Dr. Steven N. Weisbart, CLU, Triple-I Senior Vice President and Chief Economist
The Federal Open Market Committee (FOMC) of the Federal Reserve Board recently spelled out its objectives and strategies for at least the next several years—describing a financial framework they will maintain longer than the timeframe they typically describe. The length and parameters of this framework will have significant impact on the property/casualty industry.
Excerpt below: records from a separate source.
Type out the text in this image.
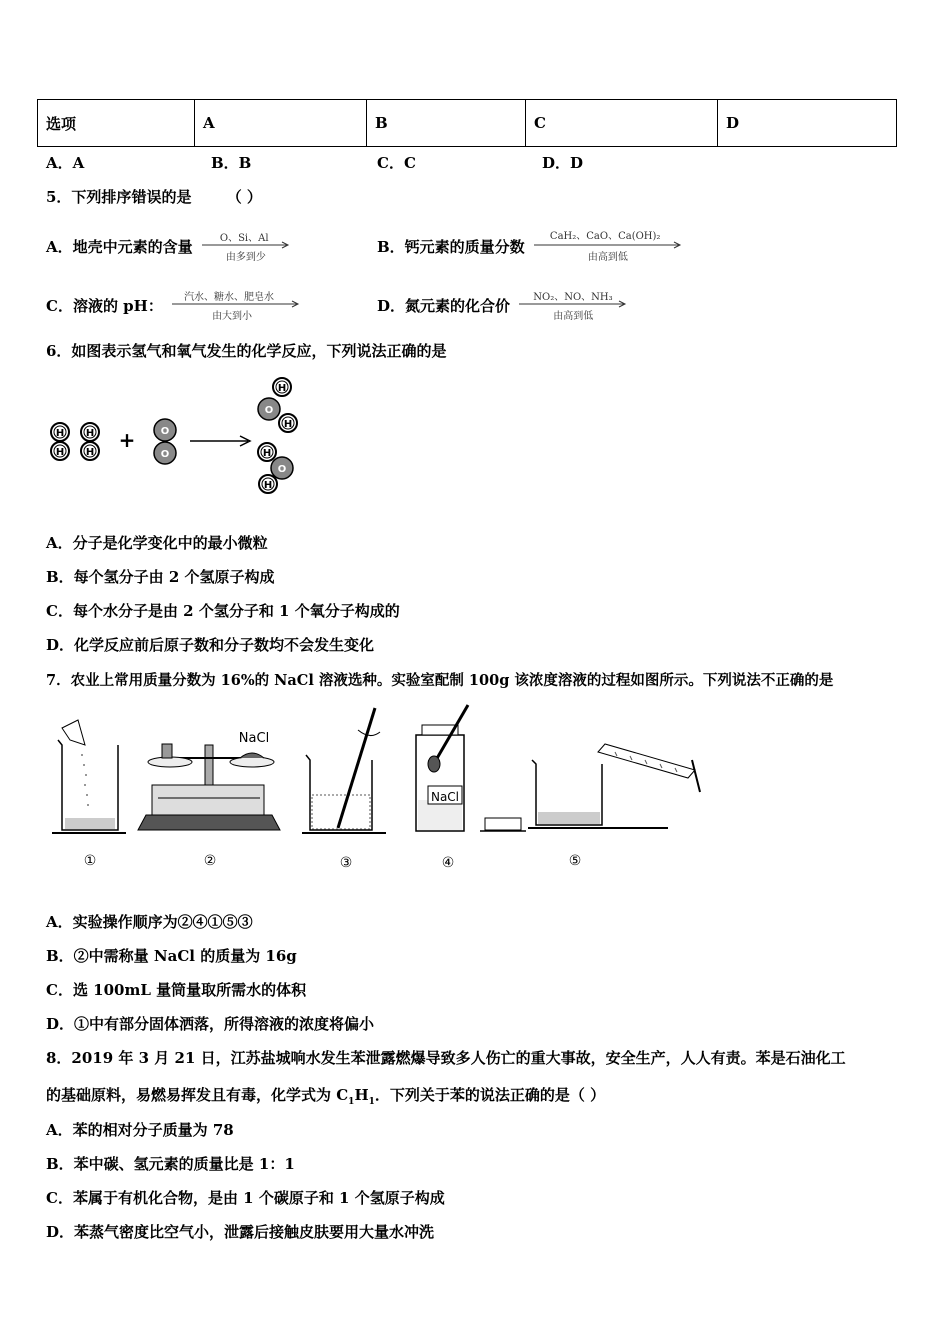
选项	A	B	C	D
A．A	B．B	C．C	D．D
5．下列排序错误的是 （ ）
A．地壳中元素的含量	O、Si、Al
由多到少
B．钙元素的质量分数
CaH₂、CaO、Ca(OH)₂
由高到低
C．溶液的 pH： 汽水、糖水、肥皂水
由大到小
D．氮元素的化合价 NO₂、NO、NH₃
由高到低
6．如图表示氢气和氧气发生的化学反应，下列说法正确的是
H
H
H
H
+	O
O
H
O
H
H
O
H
A．分子是化学变化中的最小微粒
B．每个氢分子由 2 个氢原子构成
C．每个水分子是由 2 个氢分子和 1 个氧分子构成的
D．化学反应前后原子数和分子数均不会发生变化
7．农业上常用质量分数为 16%的 NaCl 溶液选种。实验室配制 100g 该浓度溶液的过程如图所示。下列说法不正确的是
①
NaCl
②	③
NaCl
④	⑤
A．实验操作顺序为②④①⑤③
B．②中需称量 NaCl 的质量为 16g
C．选 100mL 量筒量取所需水的体积
D．①中有部分固体洒落，所得溶液的浓度将偏小
8．2019 年 3 月 21 日，江苏盐城响水发生苯泄露燃爆导致多人伤亡的重大事故，安全生产，人人有责。苯是石油化工
的基础原料，易燃易挥发且有毒，化学式为 $C_1H_1$．下列关于苯的说法正确的是（ ）
A．苯的相对分子质量为 78
B．苯中碳、氢元素的质量比是 1：1
C．苯属于有机化合物，是由 1 个碳原子和 1 个氢原子构成
D．苯蒸气密度比空气小，泄露后接触皮肤要用大量水冲洗
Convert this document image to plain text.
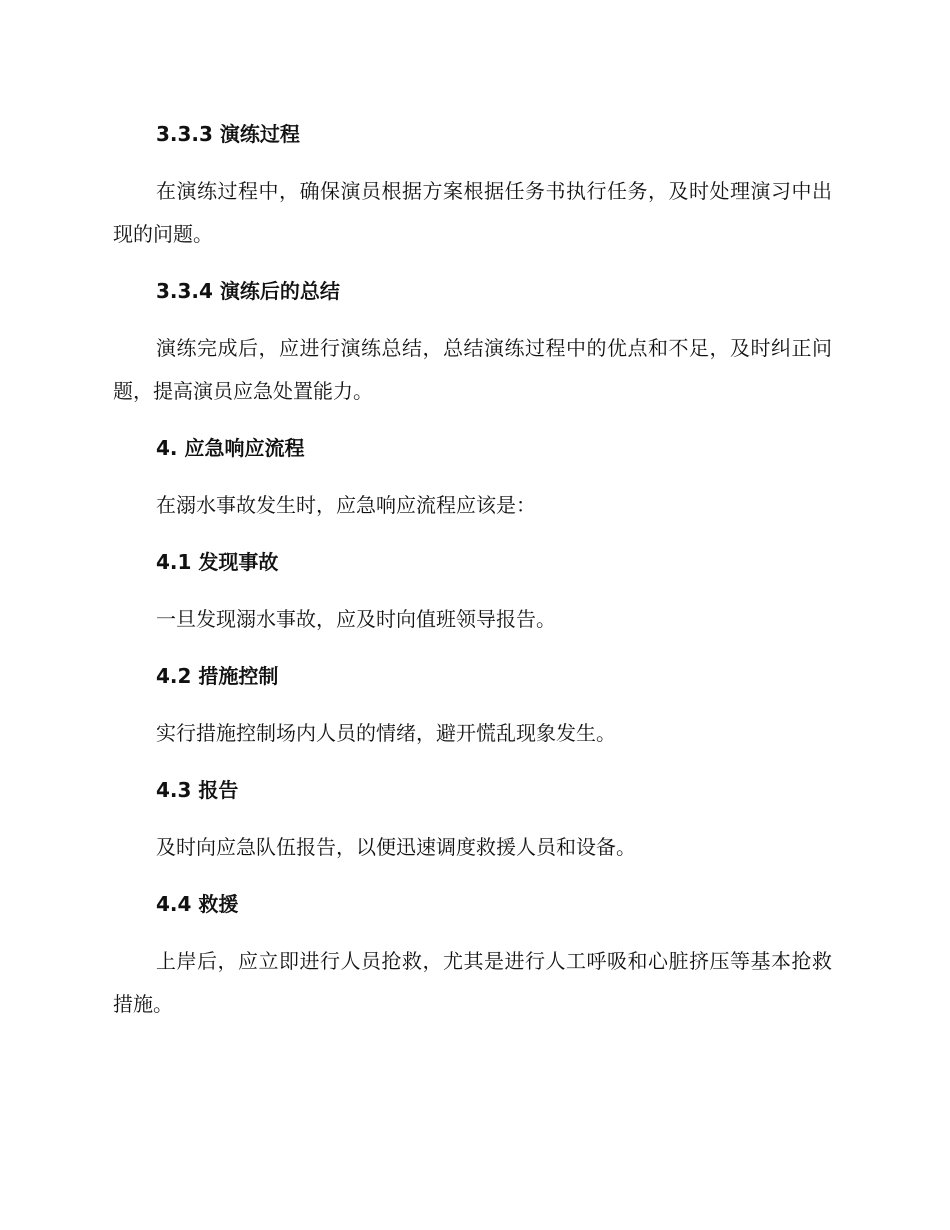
3.3.3 演练过程

在演练过程中，确保演员根据方案根据任务书执行任务，及时处理演习中出现的问题。

3.3.4 演练后的总结

演练完成后，应进行演练总结，总结演练过程中的优点和不足，及时纠正问题，提高演员应急处置能力。

4. 应急响应流程

在溺水事故发生时，应急响应流程应该是：

4.1 发现事故

一旦发现溺水事故，应及时向值班领导报告。

4.2 措施控制

实行措施控制场内人员的情绪，避开慌乱现象发生。

4.3 报告

及时向应急队伍报告，以便迅速调度救援人员和设备。

4.4 救援

上岸后，应立即进行人员抢救，尤其是进行人工呼吸和心脏挤压等基本抢救措施。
The FOMC says it will hold short-term interest rates near zero, likely for several years—perhaps to 2023, quite possibly longer. Insurers don’t invest much in short-term instruments – to the extent that they do, it’s to have cash available to pay claims. They primarily invest in intermediate- and longer-term bonds and similar fixed-rate interest-paying instruments that provide steady income, which, together with premiums, covers claims and operating expenses. Insurers raise and lower premiums – partly in response to changes in investment income – to sustain profitable operations.
Because yields on these investments generally track short-term rates, the FOMC’s action will likely keep longer-term rates exceptionally low for several years more.
One signpost the Fed will use to decide when to raise rates is when inflation, as measured by the Personal Consumption Expenditure (PCE) deflator, is sustained at over 2 percent such that the average inflation rate including recent years equals 2 percent. To appreciate what this means, consider Figure 1. It shows that, since 2012, the PCE deflator has been below 2% (vs. same month, prior year) most of the time. The average over this span was 1.40%. But the Fed might not go back that far to calculate its long-run average. For example, since 2017 the PCE deflator averaged 1.69%. If the deflator averages 2.4% from now through 2023, the average from 2017 through 2023 will be 2.01%.
Figure 1
Rates falling since the 1980s
Based on the FOMC’s new framework, intermediate- and longer-term interest rates will, at best, remain at their current historically depressed levels for several years. One consequence of this is that bonds insurers hold to maturity and roll over will be reinvested at lower rates than they currently yield.
Prevailing interest rates have been generally falling since the early 1980s. Figure 2 shows this decline since 2002, as proxied by the yield on constant-maturity 10-year U.S. Treasury notes (the blue line), and its effect on the portfolio yield for the P/C insurance industry over the last two decades (the gold bars).
Figure 2
P/C insurers invest mainly in bonds, but not just U.S. Treasury securities. They also invest in corporate and municipal bonds, both of which generally yield higher rates than U.S. Treasury bonds because they are riskier. Yields on corporate and municipal bonds will likely loosely track Treasury yields.
P/C insurers also receive investment income from dividends on common and preferred stock they hold. These dividends are likely to be affected by corporate profits, which might be depressed for at least as long as the current recession lasts.
A shift to shorter maturities?
How will the insurers respond to these persistent conditions? If recent behavior is any guide, they are likely to shift to shorter-maturity bonds to retain the flexibility to switch back to longer-term, higher-yielding investments when rates eventually rise again. Figure 3 shows this pattern of shortening maturities during the years since 2009 as prevailing rates fell. From 2009 to 2019, the percent of bonds with one-to-five-year maturities rose from 36% to 41%, but those with 10 or more years of maturity fell from 19% to 11%.
Figure 3
What’s notable about this strategy is that – since shorter-term bonds yield less than longer-term bonds – the shift results in an even lower portfolio yield than the industry would have achieved if maturities were unchanged over this time span. It sacrifices near-term opportunities for the flexibility to eventually seize longer-term gains.
If the insurers continue this strategy, the shift to shorter-term bonds, combined with continued low interest rates, could lead to a scenario over the next five years that looks like Figure 4, which includes 2015-2019 yields for historical context.
Figure 4
Of course, future portfolio yields might be different from this scenario. For example, insurers might realize significant capital gains or losses. The portfolio yield in 2012, for example, was nearly two percentage points above the U.S. Treasury 10-year yield that year due to realized capital gains.
On the other hand, if interest rates rise, low-yielding bonds that are available for sale would suffer unrealized capital losses, which would be a direct reduction in policyholder’s surplus.
In a typical year the industry posts capital gains of $5 billion to $10 billion, but any number outside this range would affect the portfolio yield for that year. Capital losses also could result from investments affected by bankruptcies or other business setbacks caused by the recession. Impaired bonds would have to be accounted for on the balance sheet.